The deal looked dodgy from the start. Just days before South Africa’s general election in May, outgoing energy minister Jeff Radebe popped up in Juba, where he signed an agreement to prospect for oil reportedly worth $1-billion.
But neither he nor his South Sudanese counterparts revealed the exact nature of the deal. We still don’t know where all the money will come from or where it will go.
And no one has explained why the contract had to be signed in such haste and secrecy.
The contract itself has not been made public, despite an official request from the Democratic Alliance. It is far from clear that the deal fits in with South Africa’s long-term energy strategy, or that there is any convincing economic case for making South Sudanese oil part of South Africa’s energy mix.
This near-total lack of transparency is even more concerning given that South Sudan is embroiled in a civil war, and that its government is both notoriously corrupt and an egregious abuser of human rights.
A prominent lawyer at the heart of the deal is a convicted fraudster. NJ Ayuk, also called Njock Ajuk Eyong, was deported from the United States after being found guilty of impersonating a congressman. He has been accused in Ghana of laundering $2.5-million in that country, an allegation he denies.
Although Eyong’s involvement certainly does not prove that something is amiss, it is likely to amplify the suspicions already surrounding the deal.
This is not the only murky chapter in South Africa’s recent relationship with South Sudan. In January 2018, Defence Minister Nosiviwe Mapisa-Nqakula travelled to Juba to sign a memorandum of understanding with her South Sudanese counterpart, Kuol Manyang Juuk. Its text has not been made public.
As the Mail & Guardian wrote last year: “[Juuk] oversees the army, which is implicated in some of the most brutal human rights violations of the 21st century ... These war crimes were not enough to deter Mapisa-Nqakula from visiting Juba, nor did they elicit any condemnation from her. And they did not prevent the signing of the memorandum … which envisages that the South African and South Sudanese armies will conduct joint military exercises, training and capacity building, according to the minister.”
Also last year, Deputy President David Mabuza travelled to Khartoum, and South Sudanese President Salva Kiir was welcomed by President Cyril Ramaphosa for an official state visit, which is hard to read as anything other than a ringing endorsement.

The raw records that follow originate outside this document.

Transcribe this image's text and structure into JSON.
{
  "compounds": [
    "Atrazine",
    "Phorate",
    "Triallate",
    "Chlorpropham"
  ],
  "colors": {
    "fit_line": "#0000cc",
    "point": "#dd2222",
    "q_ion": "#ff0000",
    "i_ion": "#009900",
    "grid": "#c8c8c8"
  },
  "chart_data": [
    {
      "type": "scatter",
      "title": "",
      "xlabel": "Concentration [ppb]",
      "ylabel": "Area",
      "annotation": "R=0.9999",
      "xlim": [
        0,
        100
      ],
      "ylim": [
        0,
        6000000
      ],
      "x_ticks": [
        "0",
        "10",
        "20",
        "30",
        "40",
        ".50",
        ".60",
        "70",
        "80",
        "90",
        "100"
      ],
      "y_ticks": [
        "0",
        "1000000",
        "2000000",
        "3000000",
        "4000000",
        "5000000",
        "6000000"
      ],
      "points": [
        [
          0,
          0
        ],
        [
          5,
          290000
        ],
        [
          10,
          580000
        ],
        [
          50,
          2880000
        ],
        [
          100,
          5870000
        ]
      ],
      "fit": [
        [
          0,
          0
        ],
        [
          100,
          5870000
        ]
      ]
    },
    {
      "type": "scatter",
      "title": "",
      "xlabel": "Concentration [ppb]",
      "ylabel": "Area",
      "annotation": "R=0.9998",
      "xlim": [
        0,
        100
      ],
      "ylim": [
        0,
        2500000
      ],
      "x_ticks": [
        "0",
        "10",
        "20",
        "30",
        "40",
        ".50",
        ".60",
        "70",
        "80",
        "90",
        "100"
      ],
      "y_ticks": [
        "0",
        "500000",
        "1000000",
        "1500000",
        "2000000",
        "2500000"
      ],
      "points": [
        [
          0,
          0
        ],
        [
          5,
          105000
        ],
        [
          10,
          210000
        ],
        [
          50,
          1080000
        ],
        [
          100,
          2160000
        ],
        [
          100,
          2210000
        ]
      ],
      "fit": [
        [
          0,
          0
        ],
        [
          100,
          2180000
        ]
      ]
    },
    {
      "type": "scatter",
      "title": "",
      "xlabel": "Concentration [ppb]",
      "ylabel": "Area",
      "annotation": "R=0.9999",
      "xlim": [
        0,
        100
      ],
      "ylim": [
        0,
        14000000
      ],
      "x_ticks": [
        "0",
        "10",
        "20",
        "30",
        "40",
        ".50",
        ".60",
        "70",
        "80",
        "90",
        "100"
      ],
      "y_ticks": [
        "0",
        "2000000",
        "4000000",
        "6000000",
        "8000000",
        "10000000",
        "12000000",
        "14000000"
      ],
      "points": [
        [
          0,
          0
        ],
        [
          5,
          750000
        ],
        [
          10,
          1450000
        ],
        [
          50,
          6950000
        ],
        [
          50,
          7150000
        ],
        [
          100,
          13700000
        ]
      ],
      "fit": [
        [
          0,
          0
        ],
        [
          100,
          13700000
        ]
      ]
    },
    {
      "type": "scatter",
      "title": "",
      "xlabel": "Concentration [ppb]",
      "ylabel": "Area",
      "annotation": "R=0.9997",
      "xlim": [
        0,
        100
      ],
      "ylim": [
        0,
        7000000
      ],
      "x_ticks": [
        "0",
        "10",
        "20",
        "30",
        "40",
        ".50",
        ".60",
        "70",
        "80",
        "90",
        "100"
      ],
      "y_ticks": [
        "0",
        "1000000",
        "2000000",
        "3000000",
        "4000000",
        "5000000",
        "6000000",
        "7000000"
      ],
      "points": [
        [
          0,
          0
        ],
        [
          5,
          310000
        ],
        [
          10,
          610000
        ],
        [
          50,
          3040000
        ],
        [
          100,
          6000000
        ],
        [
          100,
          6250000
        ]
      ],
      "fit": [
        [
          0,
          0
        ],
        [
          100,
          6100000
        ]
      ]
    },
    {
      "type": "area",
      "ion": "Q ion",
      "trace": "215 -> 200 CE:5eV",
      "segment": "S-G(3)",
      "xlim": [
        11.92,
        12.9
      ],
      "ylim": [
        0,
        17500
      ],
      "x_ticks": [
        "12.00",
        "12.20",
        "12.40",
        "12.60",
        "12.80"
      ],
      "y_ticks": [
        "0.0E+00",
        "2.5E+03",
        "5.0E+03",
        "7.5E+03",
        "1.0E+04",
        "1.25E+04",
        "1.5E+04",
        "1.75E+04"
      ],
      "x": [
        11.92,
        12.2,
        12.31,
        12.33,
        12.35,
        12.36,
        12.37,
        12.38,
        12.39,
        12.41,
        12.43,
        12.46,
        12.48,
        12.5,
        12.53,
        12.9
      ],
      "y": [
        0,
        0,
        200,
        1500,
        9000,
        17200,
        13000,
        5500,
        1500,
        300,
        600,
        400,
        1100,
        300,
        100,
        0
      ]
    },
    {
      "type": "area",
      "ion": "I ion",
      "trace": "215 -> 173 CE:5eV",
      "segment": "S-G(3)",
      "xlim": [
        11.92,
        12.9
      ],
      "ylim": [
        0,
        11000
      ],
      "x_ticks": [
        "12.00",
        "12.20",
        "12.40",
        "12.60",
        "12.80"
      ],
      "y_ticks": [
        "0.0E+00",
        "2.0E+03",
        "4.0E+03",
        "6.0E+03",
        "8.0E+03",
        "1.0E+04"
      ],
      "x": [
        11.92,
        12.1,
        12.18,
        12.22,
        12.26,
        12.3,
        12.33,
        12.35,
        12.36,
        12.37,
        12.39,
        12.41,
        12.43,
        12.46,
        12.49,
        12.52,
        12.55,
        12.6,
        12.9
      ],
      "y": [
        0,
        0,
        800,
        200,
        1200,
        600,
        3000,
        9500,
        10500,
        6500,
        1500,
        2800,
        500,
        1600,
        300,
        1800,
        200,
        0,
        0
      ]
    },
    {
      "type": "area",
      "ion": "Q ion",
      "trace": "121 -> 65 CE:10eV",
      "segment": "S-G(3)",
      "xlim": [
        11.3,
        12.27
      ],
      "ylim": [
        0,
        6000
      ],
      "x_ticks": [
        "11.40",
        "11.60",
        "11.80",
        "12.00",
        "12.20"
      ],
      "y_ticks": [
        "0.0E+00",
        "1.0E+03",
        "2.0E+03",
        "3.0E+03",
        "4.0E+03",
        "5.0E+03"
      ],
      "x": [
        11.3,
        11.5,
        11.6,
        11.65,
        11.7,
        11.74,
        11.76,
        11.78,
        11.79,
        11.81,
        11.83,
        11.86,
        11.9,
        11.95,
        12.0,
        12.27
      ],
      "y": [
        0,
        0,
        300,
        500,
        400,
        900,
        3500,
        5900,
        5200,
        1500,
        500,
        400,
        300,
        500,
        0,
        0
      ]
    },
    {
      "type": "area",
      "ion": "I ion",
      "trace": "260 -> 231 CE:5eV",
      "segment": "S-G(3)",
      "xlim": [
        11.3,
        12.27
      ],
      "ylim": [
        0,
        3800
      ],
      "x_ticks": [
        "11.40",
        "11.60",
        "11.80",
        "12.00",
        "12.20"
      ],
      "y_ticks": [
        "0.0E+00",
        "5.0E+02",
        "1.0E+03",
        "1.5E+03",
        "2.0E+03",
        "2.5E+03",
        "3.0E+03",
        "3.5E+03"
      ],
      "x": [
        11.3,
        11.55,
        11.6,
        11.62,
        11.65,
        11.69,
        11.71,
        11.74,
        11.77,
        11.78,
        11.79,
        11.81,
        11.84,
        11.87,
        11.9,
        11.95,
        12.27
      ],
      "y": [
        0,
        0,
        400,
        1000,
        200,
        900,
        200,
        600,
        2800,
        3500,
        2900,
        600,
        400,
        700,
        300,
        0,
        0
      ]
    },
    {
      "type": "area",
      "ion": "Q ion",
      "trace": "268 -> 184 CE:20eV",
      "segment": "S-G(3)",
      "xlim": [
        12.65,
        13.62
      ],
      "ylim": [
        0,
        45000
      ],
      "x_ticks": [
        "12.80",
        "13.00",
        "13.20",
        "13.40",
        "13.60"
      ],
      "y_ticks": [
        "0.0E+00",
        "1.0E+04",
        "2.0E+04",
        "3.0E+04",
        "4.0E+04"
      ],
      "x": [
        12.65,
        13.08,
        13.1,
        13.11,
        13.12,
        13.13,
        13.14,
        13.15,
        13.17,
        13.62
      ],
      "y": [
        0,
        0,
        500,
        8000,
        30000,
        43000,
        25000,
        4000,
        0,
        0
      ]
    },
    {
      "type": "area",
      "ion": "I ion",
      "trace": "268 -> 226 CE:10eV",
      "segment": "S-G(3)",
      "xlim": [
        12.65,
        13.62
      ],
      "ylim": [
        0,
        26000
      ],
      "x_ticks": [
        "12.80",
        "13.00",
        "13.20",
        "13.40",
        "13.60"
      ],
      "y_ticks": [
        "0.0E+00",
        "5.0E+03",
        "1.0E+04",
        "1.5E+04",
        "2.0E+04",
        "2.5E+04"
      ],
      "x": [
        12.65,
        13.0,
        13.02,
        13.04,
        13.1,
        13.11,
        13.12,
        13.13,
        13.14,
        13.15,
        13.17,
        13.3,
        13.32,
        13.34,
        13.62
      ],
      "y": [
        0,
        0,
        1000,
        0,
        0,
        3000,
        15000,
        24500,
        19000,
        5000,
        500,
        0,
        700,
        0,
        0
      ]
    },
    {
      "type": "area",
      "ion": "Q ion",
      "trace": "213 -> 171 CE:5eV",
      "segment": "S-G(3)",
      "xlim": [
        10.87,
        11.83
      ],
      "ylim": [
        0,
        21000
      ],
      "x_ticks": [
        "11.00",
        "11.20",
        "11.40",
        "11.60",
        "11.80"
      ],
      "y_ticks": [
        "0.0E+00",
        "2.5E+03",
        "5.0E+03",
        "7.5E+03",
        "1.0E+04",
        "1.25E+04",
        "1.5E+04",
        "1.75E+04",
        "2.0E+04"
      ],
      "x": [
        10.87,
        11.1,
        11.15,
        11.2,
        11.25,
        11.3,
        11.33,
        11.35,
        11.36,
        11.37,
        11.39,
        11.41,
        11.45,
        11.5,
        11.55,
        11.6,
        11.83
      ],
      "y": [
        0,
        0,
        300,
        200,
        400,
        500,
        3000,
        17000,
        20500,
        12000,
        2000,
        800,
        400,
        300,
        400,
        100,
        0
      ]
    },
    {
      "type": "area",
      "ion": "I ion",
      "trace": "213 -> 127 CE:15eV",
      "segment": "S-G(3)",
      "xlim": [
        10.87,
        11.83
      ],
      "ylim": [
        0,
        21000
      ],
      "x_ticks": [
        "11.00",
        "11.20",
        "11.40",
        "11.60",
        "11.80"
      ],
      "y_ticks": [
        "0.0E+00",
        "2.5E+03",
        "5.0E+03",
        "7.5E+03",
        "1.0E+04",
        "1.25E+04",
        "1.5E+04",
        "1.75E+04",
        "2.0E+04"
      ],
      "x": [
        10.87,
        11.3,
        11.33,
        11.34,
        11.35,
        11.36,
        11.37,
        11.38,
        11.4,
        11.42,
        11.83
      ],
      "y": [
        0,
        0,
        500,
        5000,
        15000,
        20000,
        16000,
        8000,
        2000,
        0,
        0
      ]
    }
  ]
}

South Africa has taken a very different — but no less mysterious — approach to South Sudan’s opposition. In late 2016 or early 2017 South Sudanese rebel leader Riek Machar found himself being kept as a “guest” of the South African government, in a farmhouse on the outskirts of Johannesburg. The department of international relations and co-operation said that Machar was worried about his safety, and was there for his own protection. But Machar’s family said that he was being kept there against his will.
The Intergovernmental Authority for Development, the regional economic community for the Horn of Africa, later confirmed that the South African government was lying, and that Machar was indeed being kept under house arrest.
Why did South Africa keep Machar under house arrest, and deny it? Why is it partnering with one of the most brutal and abusive militaries on the African continent? Why is it signing secretive oil deals that don’t appear to make any economic sense?
We don’t know the answer to any of these questions but, with $1-billion at stake, they need to be asked.